Donna and Richard Wallmach August, 2006
Donna Walmach, widow of Richard Walmach, grapples with the challenge of
expressing how well loved Richard was by her and the children. Merely
talking about it does not do justice to the constant ache in their heart
left behind after Richard passed. Richard died in his bed surrounded by
his family, all holding hands on June 11, 2006. Richard's family never
left his side throughout his battle with mesothelioma.
Richard and Donna Walmach were a true American couple. They were hardworking,
thrifty and above all honest. They lived in a house they built in 1975
located on approximately six acres in a watershed in Bremerton, Washington.
The family took numerous trips together every year, and spent their one
"big" vacation sleeping together in tents.
Before his mesothelioma, Richard was able to walk up to six miles to visit
friends atop a hill in his neighborhood. He enjoyed working in his yard
and completing various projects around the house. Richard also had a passion
for sailing and he enjoyed frequent sailing trips. He even participated
in a thirteen-day sailboat race from Canada to Hawaii! Their lives were
rich with family and friends.
Donna still misses the little things about Richard. After his retirement
from working as a Marine machinist at the Puget Shipyard, Richard started
cooking gourmet meals for Donna. She looked forward to savoring a home-cooked
after a long day together with the comfort of Richard's presence.

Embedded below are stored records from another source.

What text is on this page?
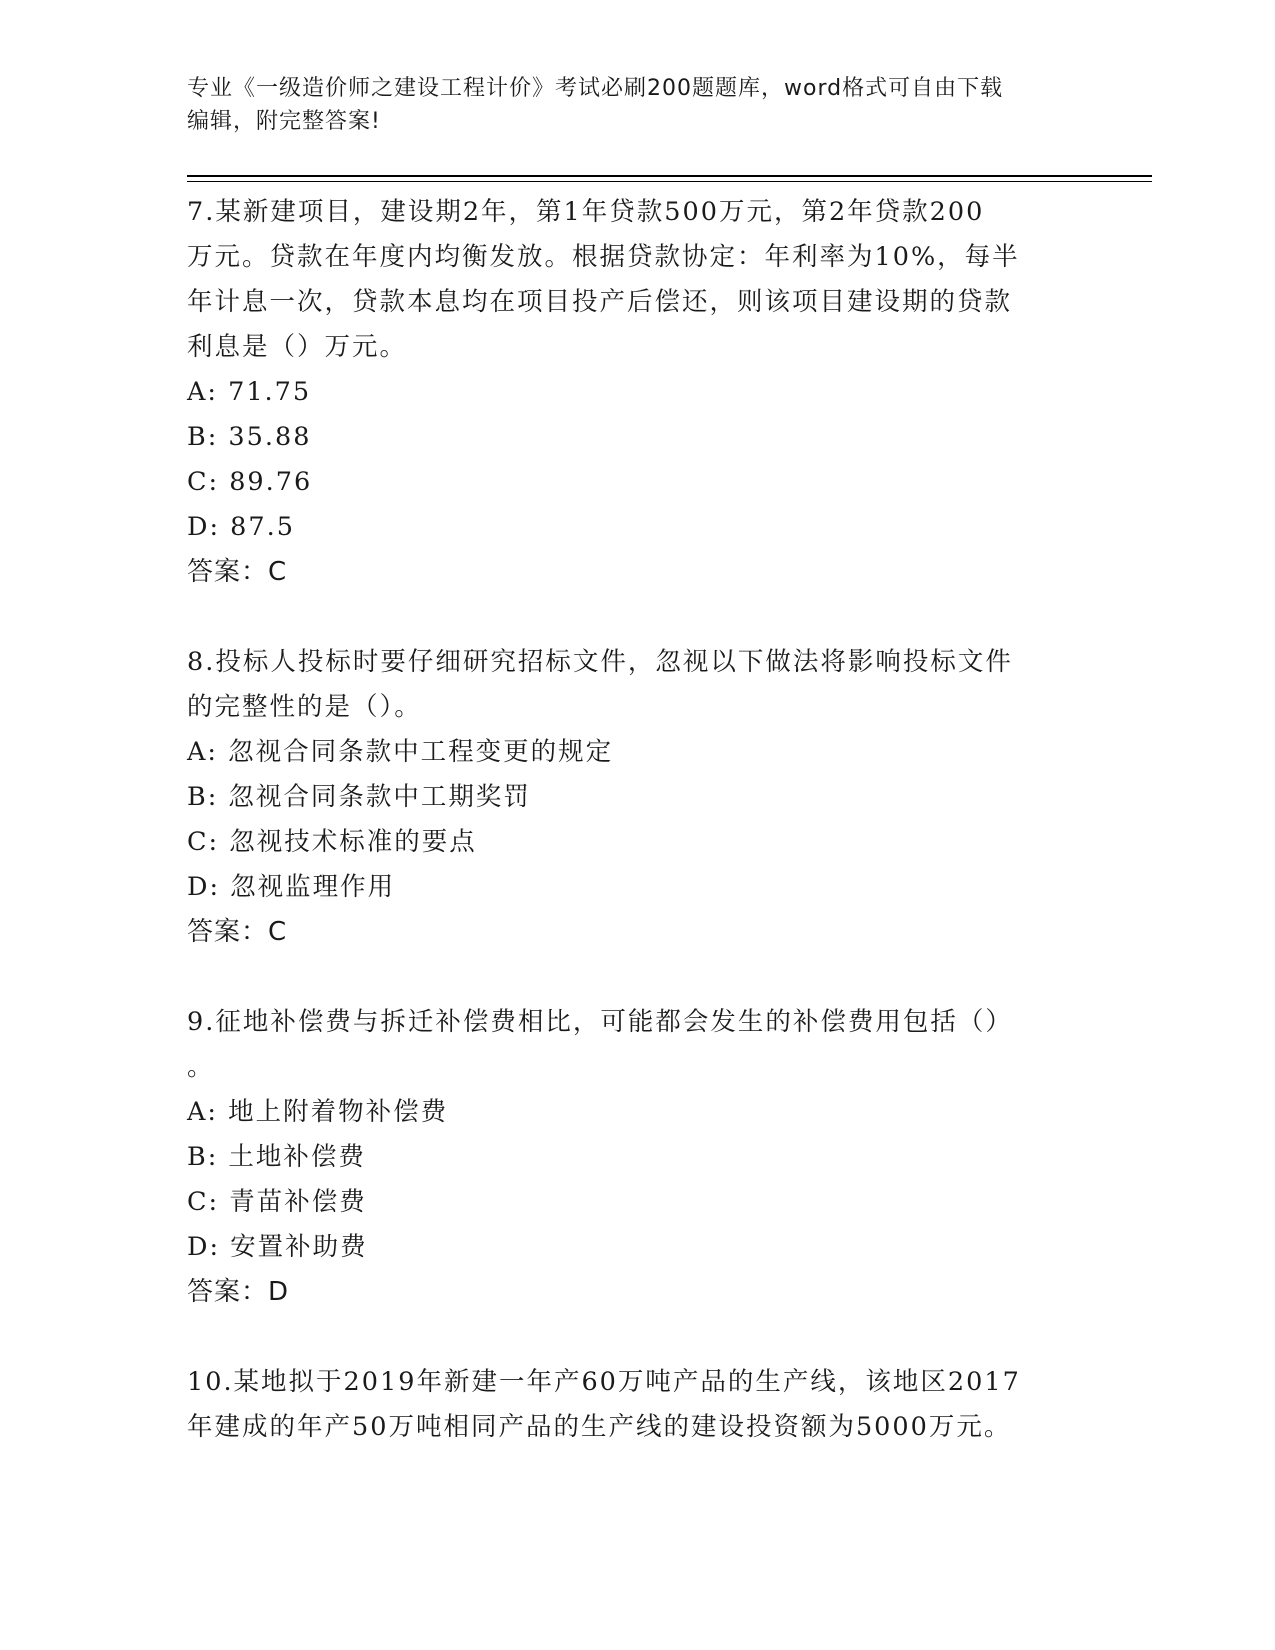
专业《一级造价师之建设工程计价》考试必刷200题题库，word格式可自由下载
编辑，附完整答案!
7.某新建项目，建设期2年，第1年贷款500万元，第2年贷款200
万元。贷款在年度内均衡发放。根据贷款协定：年利率为10%，每半
年计息一次，贷款本息均在项目投产后偿还，则该项目建设期的贷款
利息是（）万元。
A: 71.75
B: 35.88
C: 89.76
D: 87.5
答案：C
8.投标人投标时要仔细研究招标文件，忽视以下做法将影响投标文件
的完整性的是（）。
A: 忽视合同条款中工程变更的规定
B: 忽视合同条款中工期奖罚
C: 忽视技术标准的要点
D: 忽视监理作用
答案：C
9.征地补偿费与拆迁补偿费相比，可能都会发生的补偿费用包括（）
。
A: 地上附着物补偿费
B: 土地补偿费
C: 青苗补偿费
D: 安置补助费
答案：D
10.某地拟于2019年新建一年产60万吨产品的生产线，该地区2017
年建成的年产50万吨相同产品的生产线的建设投资额为5000万元。
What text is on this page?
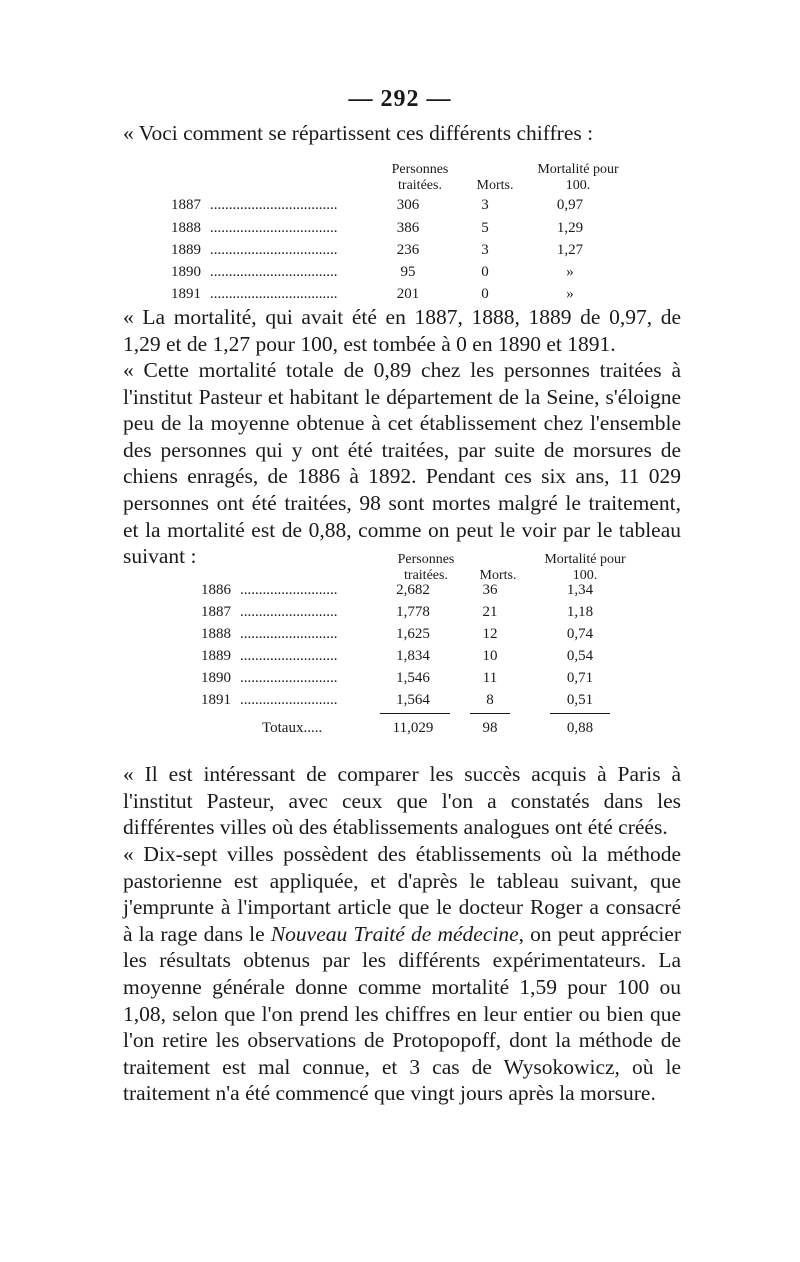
— 292 —
« Voci comment se répartissent ces différents chiffres :
Personnes traitées.	Morts.
Mortalité pour 100.
1887 ..................................	306	3	0,97
1888 ..................................	386	5	1,29
1889 ..................................	236	3	1,27
1890 ..................................	95	0	»
1891 ..................................	201	0	»
« La mortalité, qui avait été en 1887, 1888, 1889 de 0,97, de 1,29 et de 1,27 pour 100, est tombée à 0 en 1890 et 1891.
« Cette mortalité totale de 0,89 chez les personnes traitées à l'institut Pasteur et habitant le département de la Seine, s'éloigne peu de la moyenne obtenue à cet établissement chez l'ensemble des personnes qui y ont été traitées, par suite de morsures de chiens enragés, de 1886 à 1892. Pendant ces six ans, 11 029 personnes ont été traitées, 98 sont mortes malgré le traitement, et la mortalité est de 0,88, comme on peut le voir par le tableau suivant :	Personnes traitées.	Morts.
Mortalité pour 100.
1886 ..........................	2,682	36	1,34
1887 ..........................	1,778	21	1,18
1888 ..........................	1,625	12	0,74
1889 ..........................	1,834	10	0,54
1890 ..........................	1,546	11	0,71
1891 ..........................	1,564	8	0,51
Totaux.....	11,029	98	0,88
« Il est intéressant de comparer les succès acquis à Paris à l'institut Pasteur, avec ceux que l'on a constatés dans les différentes villes où des établissements analogues ont été créés.
« Dix-sept villes possèdent des établissements où la méthode pastorienne est appliquée, et d'après le tableau suivant, que j'emprunte à l'important article que le docteur Roger a consacré à la rage dans le Nouveau Traité de médecine, on peut apprécier les résultats obtenus par les différents expérimentateurs. La moyenne générale donne comme mortalité 1,59 pour 100 ou 1,08, selon que l'on prend les chiffres en leur entier ou bien que l'on retire les observations de Protopopoff, dont la méthode de traitement est mal connue, et 3 cas de Wysokowicz, où le traitement n'a été commencé que vingt jours après la morsure.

Donna has since returned to her job as a caregiver for the elderly and
handicapped. Her job keeps her busy and gives her satisfaction in caring
for the people who need it most. The Walmach children have also gradually
gone on with their lives after grieving over their loss. Their family
does weekly check-ins and gets together often to stay connected.
Richard's surgical scars.
Family Support after Diagnosis
Richard's family was devastated by the diagnosis of malignant pleural
mesothelioma in January of 2005. The children immediately began to research
Richard's condition to help him learn about treatment options. They
played a key role in his treatment by advising him of mesothelioma specialists
and by helping him get to and from his appointments. Richard and his tightly
knit family understood and believed that being together and mutual reliance
were crucial to the healing process.
When Dr. Vallieres at the Swedish Cancer Institute in Seattle recommended
Richard as a candidate for surgery, the decision to go ahead was made
by his whole family, whose attitude was purely oriented towards getting
as much life for their father as possible. As Richard said, "It wasn't
my decision." The details of the surgery were studied and discussed
by his wife and children; they knew more about the procedure than Richard.
Family Help During Consultations, Surgery, and Recovery
During his extra-pleural pneumonectomy surgery and recovery, Richard's
family stayed with Richard in shifts at the hospital, never leaving him
alone. Before his surgery, at least one family member would always accompany
Richard to his appointments with Dr. Vallieres. The family's commitment
made quite an impression. Dr. Vallieres got to know Richard's family
including his then pregnant daughter Jennifer. Dr. Vallieres would affectionately
pat her stomach and ask about her condition. The day finally came when
Dr. Vallieres saw the baby accompany Jennifer when she came with Richard
for one of his appointments.
Richard seemed to recover well after his surgery in June, 2005. He stayed
active and planned to attend antique car shows, until his health took
a downturn in March, 2006. After exploratory surgery and chemotherapy,
the family decided to focus on pain management rather than additional
Home Care by his Family
Richard received care from his family at home. Richard's family remained
vigilant in their constant efforts to keep him as comfortable as possible.
Jennifer read him antique car stories to help pass the time and to take
his mind off the pain. The children would play their father's favorite
music in order to divert his attention from the progression of the disease.
Donna and the children would take turns leading the others in camping
songs from their past trips and from Richard's Boy Scout days. They
took turns by his bedside, attending to his physical needs and to his
need for having his loved ones nearby.
Dr. Eric Vallieres and Richard
Hospice and friends at home
During the last three months, the family could no longer handle the enormity
of the home care, even with the three children, in-laws, and Donna. Hospice
care began. The family was happy to see Richard's co-workers, church
members, and boating club friends who came by to visit, yet these visits
were exceptionally hard because they reminded the family on a daily basis
that the disease's progress was inexorable. Richard's extraordinary
will to live continually gave them hope-at one point he managed to roll
over in bed despite not having eaten in days and despite being terribly
weak. The hope, however, invariably turned to anxiety and fear at losing
their father and husband.
Richard lived about a year after his surgery but within that year he got
to see two new grandchildren. Donna sees this as a wonderful "blessing"
for any grandfather. For the Walmach family, mesothelioma may have claimed
the life of their beloved husband and father but it has helped them realize
their strength and unity in helping each other overcome difficult times.